Note: You {\emph{must}} include the units in this kind of
problem.
\bigskip
It is not correct to average the velocities at the endpoints
of the interval.
That is,
do not use
\[
\cancel{\frac{h' (3) + h' (1)}{2} = 25}.
\]
\fi
\vspace{2ex}
\noindent
8. (9 points)
If $x^2 y = (3 x + y)^5 + \cos (11)$, find
${\displaystyle{ \frac{d y}{d x} }}$ by implicit differentiation.
(You must solve for ${\displaystyle{ \frac{d y}{d x} }}$.)
% Recorded.
\ifsolutions
\bigskip
{\emph{Solution:}}
Differentiate both sides with respect to $x$, using the product rule
on the left and the chain rule on the right:
\[
2 x \cdot y + x^2 \frac{d y}{d x} = 5 (3x + y)^4 \frac{d}{dx} (3 x + y)
= 5 (3x + y)^4 \left( 3 + \frac{d y}{d x} \right).
\]
(The derivative of $\cos (11)$
is immediately seen to be
zero because $\cos (11)$ is a constant.)
Now solve for ${\displaystyle{ \frac{d y}{d x} }}$:
\[
2 x y + x^2 \frac{d y}{d x}
= 15 (3x + y)^4 + 5 (3x + y)^4 \frac{d y}{d x}
\]
\[
[x^2 - 5 (3x + y)^4 ] \frac{d y}{d x} = 15 (3x + y)^4 - 2 x y
\]
\[
\frac{d y}{d x} = \frac{15 (3x + y)^4 - 2 x y}{x^2 - 5 (3x + y)^4}.
\]
This fraction can't be simplified.
\bigskip
For those who prefer the other notation, here it is written with
$y$ as an explicit function $y (x)$ of $x$.
Start with
\[
x^2 y (x) = [3 x + y (x)]^5 + \cos (11).
\]
Then differentiate with respect to $x$, just as before:
\[
2 x \cdot y (x) + x^2 y' (x)
= 5 [3 x + y (x)]^4 \frac{d}{dx} (3 x + y (x))

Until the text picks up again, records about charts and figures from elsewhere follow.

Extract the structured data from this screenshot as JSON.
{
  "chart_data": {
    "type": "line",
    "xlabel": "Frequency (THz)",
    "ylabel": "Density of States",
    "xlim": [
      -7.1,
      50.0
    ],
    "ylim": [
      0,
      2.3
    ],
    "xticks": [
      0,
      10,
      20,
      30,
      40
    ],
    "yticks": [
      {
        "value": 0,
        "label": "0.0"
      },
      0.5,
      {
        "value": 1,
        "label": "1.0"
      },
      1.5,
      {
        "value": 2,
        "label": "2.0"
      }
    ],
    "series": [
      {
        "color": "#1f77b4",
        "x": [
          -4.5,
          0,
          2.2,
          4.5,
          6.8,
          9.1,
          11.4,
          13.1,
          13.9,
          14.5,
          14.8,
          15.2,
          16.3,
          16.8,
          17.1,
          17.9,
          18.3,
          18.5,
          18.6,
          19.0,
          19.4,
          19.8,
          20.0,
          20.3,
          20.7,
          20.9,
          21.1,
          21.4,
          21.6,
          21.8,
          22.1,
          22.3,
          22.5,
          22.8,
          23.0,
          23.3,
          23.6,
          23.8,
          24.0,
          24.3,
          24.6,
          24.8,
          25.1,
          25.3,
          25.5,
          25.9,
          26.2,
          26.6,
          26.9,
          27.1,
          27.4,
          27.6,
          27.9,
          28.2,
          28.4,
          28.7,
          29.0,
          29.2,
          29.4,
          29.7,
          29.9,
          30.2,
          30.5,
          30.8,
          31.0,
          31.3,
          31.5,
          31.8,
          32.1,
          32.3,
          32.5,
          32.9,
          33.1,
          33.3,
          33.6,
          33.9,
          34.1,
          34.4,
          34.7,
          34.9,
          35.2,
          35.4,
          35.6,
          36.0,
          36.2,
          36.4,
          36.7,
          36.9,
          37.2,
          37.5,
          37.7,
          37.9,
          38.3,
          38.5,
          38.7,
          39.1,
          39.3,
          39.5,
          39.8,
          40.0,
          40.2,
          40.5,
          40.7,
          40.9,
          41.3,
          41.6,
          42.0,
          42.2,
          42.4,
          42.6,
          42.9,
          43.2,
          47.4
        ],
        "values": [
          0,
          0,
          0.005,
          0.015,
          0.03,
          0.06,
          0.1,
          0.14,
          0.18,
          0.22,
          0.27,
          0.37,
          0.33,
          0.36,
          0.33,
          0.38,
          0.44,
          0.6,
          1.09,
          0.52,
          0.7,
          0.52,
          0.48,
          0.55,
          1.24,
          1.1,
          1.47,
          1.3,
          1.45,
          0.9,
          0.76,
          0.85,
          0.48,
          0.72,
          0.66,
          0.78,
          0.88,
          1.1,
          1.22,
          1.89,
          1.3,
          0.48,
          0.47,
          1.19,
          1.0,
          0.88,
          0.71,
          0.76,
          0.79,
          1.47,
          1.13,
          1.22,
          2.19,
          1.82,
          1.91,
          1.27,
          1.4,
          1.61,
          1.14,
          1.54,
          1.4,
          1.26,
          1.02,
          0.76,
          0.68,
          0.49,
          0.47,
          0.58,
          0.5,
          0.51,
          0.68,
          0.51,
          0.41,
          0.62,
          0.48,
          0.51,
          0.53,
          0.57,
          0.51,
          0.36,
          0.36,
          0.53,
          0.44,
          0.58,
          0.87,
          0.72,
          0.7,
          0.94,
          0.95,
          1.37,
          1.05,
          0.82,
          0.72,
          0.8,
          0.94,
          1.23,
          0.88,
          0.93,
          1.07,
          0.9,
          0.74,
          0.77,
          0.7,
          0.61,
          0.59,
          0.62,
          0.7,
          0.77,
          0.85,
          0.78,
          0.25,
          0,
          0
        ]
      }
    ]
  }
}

= 5 [3 x + y (x)]^4 ( 3 + y' (x) ).
\]
Now solve for $y' (x)$:
\[
2 x y (x) + x^2 y' (x) = 15 [3 x + y (x)]^4 + 5 [3 x + y (x)]^4 y' (x)
\]
\[
\big[ x^2 - 5 [3 x + y (x)]^4 \big] y' (x)
= 15 [3 x + y (x)]^4 - 2 x y (x)
\]
\[
y' (x) = \frac{15 [3 x + y (x)]^4 - 2 x y (x)}{x^2 - 5 [3 x + y (x)]^4}.
\]
As before, this fraction can't be simplified.